Tell us about AF Stat™: A Call to Action for Atrial Fibrillation. Why was it important to form this national initiative?
If you go back in history and look at the problem of atrial fibrillation (AF), you’ll see it is an arrhythmia that was not treated very vigorously for many decades. When I recently researched a 100-year review of atrial fibrillation in the last century for a lecture I gave at the Heart Rhythm Society (HRS), it became apparent to me that although this arrhythmia has been known to exist for a long time, only a small section of the textbooks were dedicated to its therapy. This is understandable, for there was limited therapy available back then, mostly digitalis or coumadin. So in the mid 1990s, I and the other members of the American Heart Association’s (AHA) EP and ECG Committee wrote the first scientific statement on it, in which we discussed the management of AF. The next step, in addition to ongoing research, was when the ACC/AHA/ESC decided to develop full AF guidelines. This was a huge project, and I was fortunate enough to be on that initial committee in 2001 as well as on the 2006 revision committee.
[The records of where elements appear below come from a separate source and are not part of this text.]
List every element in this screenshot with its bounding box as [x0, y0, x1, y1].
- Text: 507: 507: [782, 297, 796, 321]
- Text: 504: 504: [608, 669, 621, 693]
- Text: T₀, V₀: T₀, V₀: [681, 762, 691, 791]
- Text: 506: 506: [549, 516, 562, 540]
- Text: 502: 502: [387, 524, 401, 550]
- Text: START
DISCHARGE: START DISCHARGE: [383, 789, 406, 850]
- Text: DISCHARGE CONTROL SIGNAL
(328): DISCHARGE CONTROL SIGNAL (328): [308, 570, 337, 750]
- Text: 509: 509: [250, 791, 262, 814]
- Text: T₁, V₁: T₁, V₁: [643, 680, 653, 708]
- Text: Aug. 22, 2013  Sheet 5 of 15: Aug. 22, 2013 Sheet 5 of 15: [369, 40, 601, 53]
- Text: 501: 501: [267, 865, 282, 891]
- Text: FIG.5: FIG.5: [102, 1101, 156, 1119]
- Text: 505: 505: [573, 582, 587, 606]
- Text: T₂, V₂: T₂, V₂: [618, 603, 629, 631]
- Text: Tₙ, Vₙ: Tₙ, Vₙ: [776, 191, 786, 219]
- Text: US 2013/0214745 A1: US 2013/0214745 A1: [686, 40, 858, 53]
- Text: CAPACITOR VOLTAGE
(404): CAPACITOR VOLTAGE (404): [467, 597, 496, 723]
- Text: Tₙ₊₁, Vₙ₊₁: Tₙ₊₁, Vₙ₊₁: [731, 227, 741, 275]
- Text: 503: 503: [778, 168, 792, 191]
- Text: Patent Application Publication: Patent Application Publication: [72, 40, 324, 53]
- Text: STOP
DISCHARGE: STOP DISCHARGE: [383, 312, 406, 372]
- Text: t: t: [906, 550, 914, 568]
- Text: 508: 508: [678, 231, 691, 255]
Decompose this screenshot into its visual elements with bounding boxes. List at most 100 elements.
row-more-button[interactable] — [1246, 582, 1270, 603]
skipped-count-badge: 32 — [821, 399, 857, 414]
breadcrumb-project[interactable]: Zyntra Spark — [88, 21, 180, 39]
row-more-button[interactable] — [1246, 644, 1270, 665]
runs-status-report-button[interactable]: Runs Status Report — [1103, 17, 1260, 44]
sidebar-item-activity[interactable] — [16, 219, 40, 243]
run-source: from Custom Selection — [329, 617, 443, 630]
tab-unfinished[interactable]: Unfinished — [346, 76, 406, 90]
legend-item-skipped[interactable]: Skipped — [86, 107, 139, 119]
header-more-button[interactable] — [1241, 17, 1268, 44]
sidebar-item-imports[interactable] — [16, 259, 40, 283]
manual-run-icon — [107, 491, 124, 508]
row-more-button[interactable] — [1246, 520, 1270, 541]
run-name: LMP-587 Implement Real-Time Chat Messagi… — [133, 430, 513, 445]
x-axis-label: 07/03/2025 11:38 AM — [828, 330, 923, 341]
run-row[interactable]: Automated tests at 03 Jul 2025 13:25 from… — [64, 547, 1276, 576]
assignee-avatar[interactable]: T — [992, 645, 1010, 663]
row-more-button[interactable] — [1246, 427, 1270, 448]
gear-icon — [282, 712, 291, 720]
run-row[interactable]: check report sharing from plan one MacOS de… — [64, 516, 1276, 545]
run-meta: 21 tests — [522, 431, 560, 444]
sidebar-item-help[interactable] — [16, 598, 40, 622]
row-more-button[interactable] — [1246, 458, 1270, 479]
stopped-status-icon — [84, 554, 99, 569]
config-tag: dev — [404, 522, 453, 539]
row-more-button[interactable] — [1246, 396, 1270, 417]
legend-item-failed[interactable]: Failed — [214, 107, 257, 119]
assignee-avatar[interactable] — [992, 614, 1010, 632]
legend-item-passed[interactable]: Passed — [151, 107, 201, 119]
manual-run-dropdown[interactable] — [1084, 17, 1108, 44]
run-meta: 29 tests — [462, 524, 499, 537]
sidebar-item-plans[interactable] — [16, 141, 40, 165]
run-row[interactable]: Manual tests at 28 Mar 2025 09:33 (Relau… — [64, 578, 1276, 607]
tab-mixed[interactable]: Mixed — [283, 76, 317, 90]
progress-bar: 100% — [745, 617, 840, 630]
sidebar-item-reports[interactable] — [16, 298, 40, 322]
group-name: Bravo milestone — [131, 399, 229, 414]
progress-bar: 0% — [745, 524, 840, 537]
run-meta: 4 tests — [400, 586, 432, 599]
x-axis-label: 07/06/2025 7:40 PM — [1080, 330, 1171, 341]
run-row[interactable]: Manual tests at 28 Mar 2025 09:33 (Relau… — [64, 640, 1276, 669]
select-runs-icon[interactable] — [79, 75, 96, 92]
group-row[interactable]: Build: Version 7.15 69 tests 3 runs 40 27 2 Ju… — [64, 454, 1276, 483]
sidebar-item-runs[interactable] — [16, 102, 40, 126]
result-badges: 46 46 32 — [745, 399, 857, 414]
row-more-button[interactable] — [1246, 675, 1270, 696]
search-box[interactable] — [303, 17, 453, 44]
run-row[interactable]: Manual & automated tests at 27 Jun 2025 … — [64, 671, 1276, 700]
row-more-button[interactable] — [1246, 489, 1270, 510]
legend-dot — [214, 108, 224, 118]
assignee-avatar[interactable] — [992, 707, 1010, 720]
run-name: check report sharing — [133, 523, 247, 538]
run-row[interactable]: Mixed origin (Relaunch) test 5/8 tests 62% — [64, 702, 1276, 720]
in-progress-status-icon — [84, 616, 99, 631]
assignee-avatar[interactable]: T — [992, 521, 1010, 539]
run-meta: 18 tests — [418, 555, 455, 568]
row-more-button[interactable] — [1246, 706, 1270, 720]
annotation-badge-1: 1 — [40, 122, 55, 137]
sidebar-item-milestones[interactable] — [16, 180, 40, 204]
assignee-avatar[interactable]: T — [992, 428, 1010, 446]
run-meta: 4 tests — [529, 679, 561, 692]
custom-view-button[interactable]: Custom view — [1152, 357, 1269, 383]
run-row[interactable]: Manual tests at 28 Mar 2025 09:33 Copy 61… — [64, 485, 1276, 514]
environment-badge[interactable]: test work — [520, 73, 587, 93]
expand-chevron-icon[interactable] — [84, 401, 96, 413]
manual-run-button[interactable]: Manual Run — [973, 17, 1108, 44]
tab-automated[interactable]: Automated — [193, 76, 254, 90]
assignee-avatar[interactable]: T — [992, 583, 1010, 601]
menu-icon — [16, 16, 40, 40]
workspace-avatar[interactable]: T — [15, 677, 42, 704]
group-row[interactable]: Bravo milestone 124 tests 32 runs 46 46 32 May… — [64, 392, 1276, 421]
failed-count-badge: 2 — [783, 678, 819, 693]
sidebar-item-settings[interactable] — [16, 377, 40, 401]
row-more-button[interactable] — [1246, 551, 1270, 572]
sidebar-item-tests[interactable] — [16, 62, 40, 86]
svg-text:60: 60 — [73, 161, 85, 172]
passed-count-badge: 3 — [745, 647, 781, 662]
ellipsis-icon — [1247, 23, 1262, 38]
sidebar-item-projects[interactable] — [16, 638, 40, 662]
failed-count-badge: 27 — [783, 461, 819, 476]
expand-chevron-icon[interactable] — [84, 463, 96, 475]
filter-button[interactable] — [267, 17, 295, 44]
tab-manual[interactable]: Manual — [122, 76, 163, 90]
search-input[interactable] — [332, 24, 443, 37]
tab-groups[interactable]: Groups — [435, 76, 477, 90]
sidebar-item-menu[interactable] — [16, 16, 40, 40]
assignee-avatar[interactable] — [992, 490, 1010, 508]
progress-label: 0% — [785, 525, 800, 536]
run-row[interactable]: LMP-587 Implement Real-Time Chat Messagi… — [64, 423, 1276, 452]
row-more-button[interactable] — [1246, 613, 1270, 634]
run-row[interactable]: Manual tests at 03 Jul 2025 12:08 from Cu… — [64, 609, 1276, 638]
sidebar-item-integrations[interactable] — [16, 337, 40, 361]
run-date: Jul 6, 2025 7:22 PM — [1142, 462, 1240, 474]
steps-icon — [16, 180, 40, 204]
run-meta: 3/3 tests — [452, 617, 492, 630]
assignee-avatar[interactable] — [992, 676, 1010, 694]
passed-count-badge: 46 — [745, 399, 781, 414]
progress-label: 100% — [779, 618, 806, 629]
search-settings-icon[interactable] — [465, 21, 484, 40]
We published a lengthy and detailed document on the management of AF. After that was published, I hoped we had really gotten the word out about AF, and that people would read it and begin to apply the management principles we put forth, leading to appropriate care of patients with AF. However, to my great dismay, even after the 2006 rewrite, this was not what happened. Patients were still not getting the appropriate anticoagulation, and many physicians did not understand that ablation was an option or which drugs should be used in certain patients. Making matters worse, incorrect interpretation of the AFFIRM trial led to many physicians assuming that rate control rather than rhythm control was the preferred therapeutic strategy for most patients. I think it all came to a head to me when I saw a patient a couple years ago who was about 17 or 18 years old at the time, and was referred to me in persistent AF. He had gone to the dentist and was having a procedure done when he went into AF. His local doctor decided that he was only minimally symptomatic, so he left him in AF. So here was this teenage kid who is in persistent AF, and nobody had tried to cardiovert him. He had come to see me about four months later because his family wanted a second opinion. I worked with him to get him back to normal rhythm, and it has now been a year and a half, and he has stayed in sinus rhythm with no drugs. But throughout this case, I couldn’t help but wonder, “This is outrageous! Why would a doctor decide to allow a teenager to stay in AF for the rest of his life?”